[EM] Continuous geographical proportionality

Kristofer Munsterhjelm km-elmet at broadpark.no
Fri Aug 29 04:33:35 PDT 2008


Juho wrote:
> On Aug 28, 2008, at 13:18 , Kristofer Munsterhjelm wrote:
> 
>>> One more approach to this would be to provide "perfect" continuous 
>>> geographical proportionality. One would guarantee political and 
>>> geographical proportionality at the same time. One would try to 
>>> minimize the distance to the closest representative from each voter 
>>> and make the number of represented voters equal to all 
>>> representatives. In short, distribution of representatives would be 
>>> close to the distribution of the voters (while still maintaining also 
>>> political proportionality).
>>
>> There would, of course, be limits to the guarantee of having both 
>> political and geographical proportionality at the same time. If your 
>> immediate vicinity have candidates whose opinion you completely 
>> disagree with, one of geographical proportionality and political 
>> proportionality will have to sacrifice part of itself for the other.
> 
> Yes, smaller political groupings would not get as "near" 
> representatives. That is also natural since there are so few of them. It 
> is also possible that close to the voter there are many party A 
> supporters and therefore they get a seat. In the next neighbourhood 
> there are lots of B part supporters, and so on. But probably we would 
> still get a more accurate geographical proportionality than with large 
> districts.
> 
> One seat districts would be geographically very proportional, but your 
> nearest representative of your own party could be far away. In this new 
> model one could try to improve also this (=> geographical 
> proportionality within parties too; or count weights for the distances 
> based on the preferences of individual voters).

That's right. Patching up one-seat districts by using either FMV or MMP 
detrimentally affects the geographical proportionality aspect, since 
either some seats no longer go to the "true" winners (FMV) or 
geographically unrelated top-up seats (MMP), as you said.

>> In the long run, the effect might self-stabilize, if for no other 
>> reason that if there are many Y-ists in an area, one of them is going 
>> to notice and want to become a candidate.
>>
>> I'm not quite sure how to do perfectly continuous geographical 
>> proportionality.
> 
> I think perfect geographical proportionality would violate perfect 
> political proportionality, so we can only provide approximate 
> geographical proportionality if political proportionality is a must.
> 
> Let's take a basic closed list method. First we will count the exact 
> proportionality split between the parties. Then we will (in theory) 
> check all possible combinations of candidates that respect the agreed 
> political proportionality split. Out of these we could elect e.g. the 
> one where the average distance to the nearest representative is lowest.

Here's one idea, based on the opinion reconstruction ideas I've been 
having the last few days.
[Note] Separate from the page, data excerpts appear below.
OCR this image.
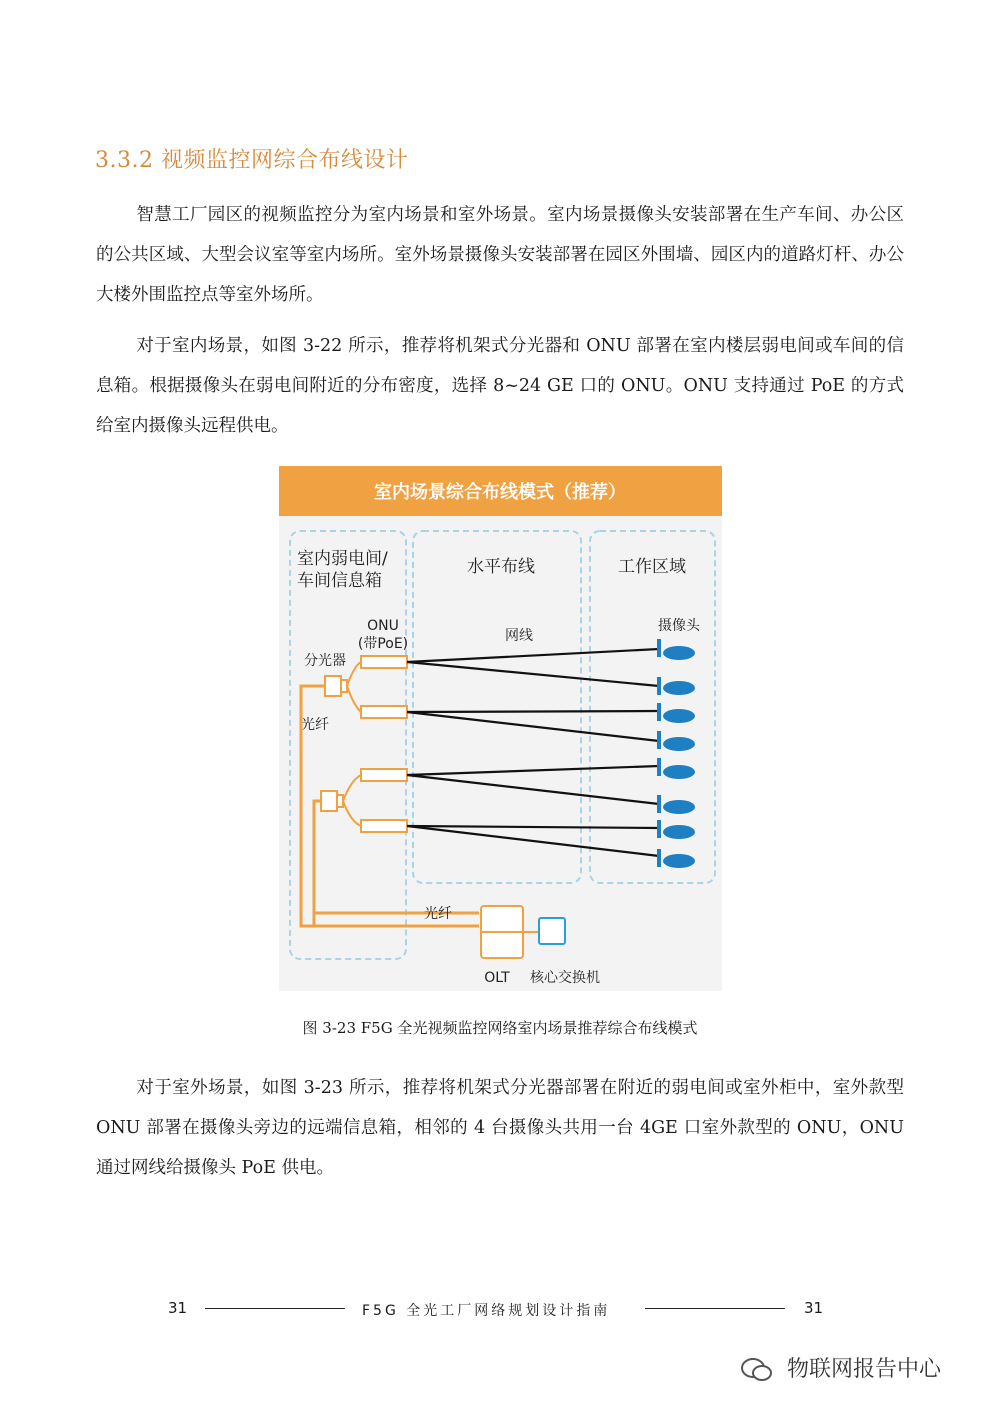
3.3.2 视频监控网综合布线设计
智慧工厂园区的视频监控分为室内场景和室外场景。室内场景摄像头安装部署在生产车间、办公区的公共区域、大型会议室等室内场所。室外场景摄像头安装部署在园区外围墙、园区内的道路灯杆、办公大楼外围监控点等室外场所。
对于室内场景，如图 3-22 所示，推荐将机架式分光器和 ONU 部署在室内楼层弱电间或车间的信息箱。根据摄像头在弱电间附近的分布密度，选择 8~24 GE 口的 ONU。ONU 支持通过 PoE 的方式给室内摄像头远程供电。
室内场景综合布线模式（推荐）
室内弱电间/
车间信息箱
水平布线	工作区域
ONU
(带PoE)
分光器
光纤
网线
摄像头
光纤
OLT 核心交换机
图 3-23 F5G 全光视频监控网络室内场景推荐综合布线模式
对于室外场景，如图 3-23 所示，推荐将机架式分光器部署在附近的弱电间或室外柜中，室外款型 ONU 部署在摄像头旁边的远端信息箱，相邻的 4 台摄像头共用一台 4GE 口室外款型的 ONU，ONU 通过网线给摄像头 PoE 供电。
31	F5G 全光工厂网络规划设计指南	31
物联网报告中心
The ballot format is closed party list PR. 
First figure out how many seats each party is entitled to, which can be 
done using Sainte-Laguë. Call the number of representatives p. Then 
construct an estimate of the probability function over all locations in 
the country, that a random voter there votes for the party - this can be 
done using kernel density estimation if I'm not mistaken. Finally, 
choose a set of p from the number of candidates running on the party 
list so that the difference between the estimate made using population 
data and the estimate made using only the points for those candidates is 
minimized. Elect that subset, which, using this method, should be the 
candidate subset whose geographical distribution most closely 
approximates the geographical distribution of the voters.
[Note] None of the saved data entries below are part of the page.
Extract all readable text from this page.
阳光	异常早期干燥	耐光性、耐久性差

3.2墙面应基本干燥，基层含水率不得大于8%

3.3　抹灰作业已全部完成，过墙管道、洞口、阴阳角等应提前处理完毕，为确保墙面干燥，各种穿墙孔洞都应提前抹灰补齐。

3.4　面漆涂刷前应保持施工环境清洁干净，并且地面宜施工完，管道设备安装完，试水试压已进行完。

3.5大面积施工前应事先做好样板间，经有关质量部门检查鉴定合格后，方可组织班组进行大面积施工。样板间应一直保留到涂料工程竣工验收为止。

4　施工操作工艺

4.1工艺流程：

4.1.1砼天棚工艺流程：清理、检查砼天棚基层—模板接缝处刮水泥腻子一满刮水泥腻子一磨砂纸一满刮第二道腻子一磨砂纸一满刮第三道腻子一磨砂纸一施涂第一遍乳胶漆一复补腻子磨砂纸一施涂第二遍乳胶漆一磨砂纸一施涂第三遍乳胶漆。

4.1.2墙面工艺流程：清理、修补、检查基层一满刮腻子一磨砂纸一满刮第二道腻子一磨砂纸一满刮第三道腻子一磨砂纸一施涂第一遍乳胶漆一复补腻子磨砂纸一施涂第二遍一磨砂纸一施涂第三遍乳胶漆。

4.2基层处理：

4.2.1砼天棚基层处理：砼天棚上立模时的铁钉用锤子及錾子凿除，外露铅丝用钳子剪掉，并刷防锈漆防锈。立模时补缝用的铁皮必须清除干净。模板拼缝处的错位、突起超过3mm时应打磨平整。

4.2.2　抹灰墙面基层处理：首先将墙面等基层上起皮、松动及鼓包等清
There are two problems with this idea (three if you count the 
computational intractability of trying all subsets). The first is that 
the party always gets the number of seats it "deserves" on a national 
basis, meaning that if all the candidates are clustered around the 
capital, there's no incentive to spread out because all the subsets will 
be equally bad (and thus equally good). That could perhaps be handled by 
not listing candidates more than a certain distance (or number of 
voters) away from the voter, so that having too distant candidates makes 
the party incur an effective vote penalty. If one does so, however, even 
a perfectly estimated probability distribution will differ from the real 
probability distribution.

The second is the devil in the details of kernel density estimation: 
it's not obvious to me how one would pick the bandwidth. Would it have 
the same bandwidth for the estimation based on the candidate set as that 
based on the population set (because candidates are people as well), or 
different bandwidths? And if so, how does one determine the optimal 
bandwidth choice for two-dimensional KDE? I know too little about kernel 
density estimation to answer this.

For this method, the similarity measure would probably be one of the 
good proportionality measures as mentioned in 
http://www.votingmatters.org.uk/ISSUE20/I20P4.PDF : root-mean-square, 
Sainte-Laguë index, Gini disproportionality measure, Loosemore-Hamby 
index, or Monroe index.

It would be very hard to generalize this idea to party-neutral PR, but 
if the method works by reconstructing opinion space based on 
preferences, then the geographical distribution could be added as yet 
another dimension (or rather, two). Political/geographical balancing 
would then be done by artificially smoothing the data on the 
geographical dimensions, thus dampening both political 
disproportionality as well as the incentive towards parochialism.